How to Actually Lose Weight

Over the past four months, I have been getting in shape for my new training book that will be released this winter.

Essentially, the goal is to cut down to as low body fat as possible while retaining as much muscle as possible.

Now almost four months in, I have made very good progress.

While I have not been weighing myself during this process, I have gone down 3 notches on my belt, and my body fat has flown off.

Past colleagues have even come up to me in astonishment of how much leaner I’ve become.

What is interesting about this however is that this is the first time I’ve ever ‘dieted’ in my life.

Considering I am always training, I never really had to diet, but since I must be in peak shape for this next book, I decided to make the effort.

Given this novice attempt, I can not believe how easy it was to pull off.

While I will admit that I do miss being able to eat as much food as I want, this process was nowhere near as difficult as everyone makes weight loss out to be.

While many will blame bad willpower, or even ‘bad genetics’, I personally believe that people who struggle with weight loss are simply given bad information.

So-called ‘experts’ will tell them to cut carbs to lose weight, they will tell them to cut sugar to lose weight, they will tell them to eat 6 small meals a day to lose weight.

All nonsense.

Over these four months, I have gone down three notches on my belt, gotten considerably leaner, all while eating pizza and deep-fried food.

I have also indulged in cookies and other treats during this process, without negative consequence.

How did I do this?

I controlled calories.

This is literally the only thing you must do to induce weight loss.

Carbs do not matter, sugar does not matter, nothing matters as long as you control calories.

This means imposing a caloric deficit, and staying in it for a duration of time.

I have been in a caloric deficit nearly every day for four months.

Because of this, I can eat whatever I want and still lose fat.

Now, this does not mean I have been eating nothing but crap this entire time.

Considering I am trying to keep my protein intake as high as possible, the majority of my diet would certainly be qualified as ‘clean’ food.

But other than that, if I plan to order a large pizza for dinner, I ensure that my lunch is very low-calorie (usually a protein shake), and then eat 1500 calories worth of greasy pizza.

This way, I am still in a caloric deficit, my protein intake is suitable, and I still lose weight.

Now, what I have found bothersome about this experience (aside from eating less) is how it has proven to me how simple it is to lose weight.

While I have always known this from research, this is the first time I have practiced it on myself through dietary intervention.

Unfortunately however, most people choose not to believe this phenomenon of ‘simple weight loss’.

Most people want to find some sort of ‘secret’ or magic pill that will induce dramatic weight loss in one month.

Most people do not want to experience an iota of discomfort in the form of hunger or exercise, even when the result is better health and a better physique.

In fact, whenever I tell someone the truth about how to lose weight, they act as if I have just insulted them.

If I so much as mention the terms ‘calories’ or ‘exercise’, they immediately roll their eyes and act as if it can’t be true, that it must be more complex than that.

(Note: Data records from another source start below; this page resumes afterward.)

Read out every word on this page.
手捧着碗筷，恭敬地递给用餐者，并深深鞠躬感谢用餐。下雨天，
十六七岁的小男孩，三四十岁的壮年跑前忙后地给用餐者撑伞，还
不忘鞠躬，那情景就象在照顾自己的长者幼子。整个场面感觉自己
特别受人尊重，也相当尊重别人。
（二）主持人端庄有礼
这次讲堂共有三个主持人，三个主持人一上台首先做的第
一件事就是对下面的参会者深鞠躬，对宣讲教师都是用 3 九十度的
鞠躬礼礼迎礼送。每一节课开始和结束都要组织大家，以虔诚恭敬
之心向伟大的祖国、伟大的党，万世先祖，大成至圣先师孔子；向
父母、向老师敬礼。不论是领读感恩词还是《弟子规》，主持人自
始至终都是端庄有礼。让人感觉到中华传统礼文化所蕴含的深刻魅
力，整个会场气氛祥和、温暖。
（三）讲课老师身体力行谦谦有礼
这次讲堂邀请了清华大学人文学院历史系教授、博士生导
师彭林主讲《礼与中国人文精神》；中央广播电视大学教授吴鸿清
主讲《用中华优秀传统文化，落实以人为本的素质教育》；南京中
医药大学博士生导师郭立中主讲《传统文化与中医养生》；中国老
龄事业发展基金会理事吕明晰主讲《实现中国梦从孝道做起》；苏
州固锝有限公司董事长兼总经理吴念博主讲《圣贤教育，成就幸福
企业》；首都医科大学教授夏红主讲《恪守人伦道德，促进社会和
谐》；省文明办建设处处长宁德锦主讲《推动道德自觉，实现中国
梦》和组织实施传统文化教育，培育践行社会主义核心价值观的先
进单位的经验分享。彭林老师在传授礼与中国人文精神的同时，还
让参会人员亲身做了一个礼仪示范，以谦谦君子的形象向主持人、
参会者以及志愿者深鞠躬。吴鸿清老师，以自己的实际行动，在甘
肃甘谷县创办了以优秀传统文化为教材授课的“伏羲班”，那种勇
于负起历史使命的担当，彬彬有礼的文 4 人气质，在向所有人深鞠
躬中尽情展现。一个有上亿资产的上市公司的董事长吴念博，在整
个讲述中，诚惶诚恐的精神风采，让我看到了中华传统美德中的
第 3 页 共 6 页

I will even go as far as telling them that they can eat junk food and still lose weight if they just track their calories.

They refuse to believe it.

You would think that something like this would be appealing to individuals who struggle with obesity, yet for some reason unbeknownst to myself, it isn’t.

This probably has to do with the fact that it does not fit into the typical marketing of weight loss programs, which involve taking some sort of supplement, or eliminating a wrongfully demonized food group.

All of this instruction while ignoring the actual truth that has been consistently shown in research: the fact that weight loss is solely governed by calorie intake.

Sure you can exercise more to lose weight, but if you also increase your calories to surpass your exercise level, you will not lose weight.

This is why tracking calories (or at least being somewhat aware that you are in a caloric deficit) is how one effectively loses weight.

The only reason that ‘eating clean’ helps to induce weight loss is that clean food is very satiating, thus making it hard to over-consume calories.

While most people assume it is the ‘cleanliness’ of the food that is making them lose weight, it is simply the fact that they are eating fewer calories.

Once you are aware of this concept, you can essentially eat whatever you want and lose weight, just as long as you maintain a caloric deficit.

If that isn’t a marketable strategy for weight loss, then I don’t know what is.

 

Comments

  1. Hello,
    You should definitely read the “Competing interests” section of the studies you are quoting… I’m not sure those studies are really trustable.

    • I assume you are referring to the studies on sugar consumption, and if so, then I do not blame you for being skeptical. However, while some studies that compare varied sugar intakes do receive funding from sugar companies, others do not, and all arrive at the same conclusion when calories are controlled. Since there is a scarcity of research on the topic, all we can do is go off of the current research available to us, and all of it demonstrates no negative effects of sugar intake when calories are controlled.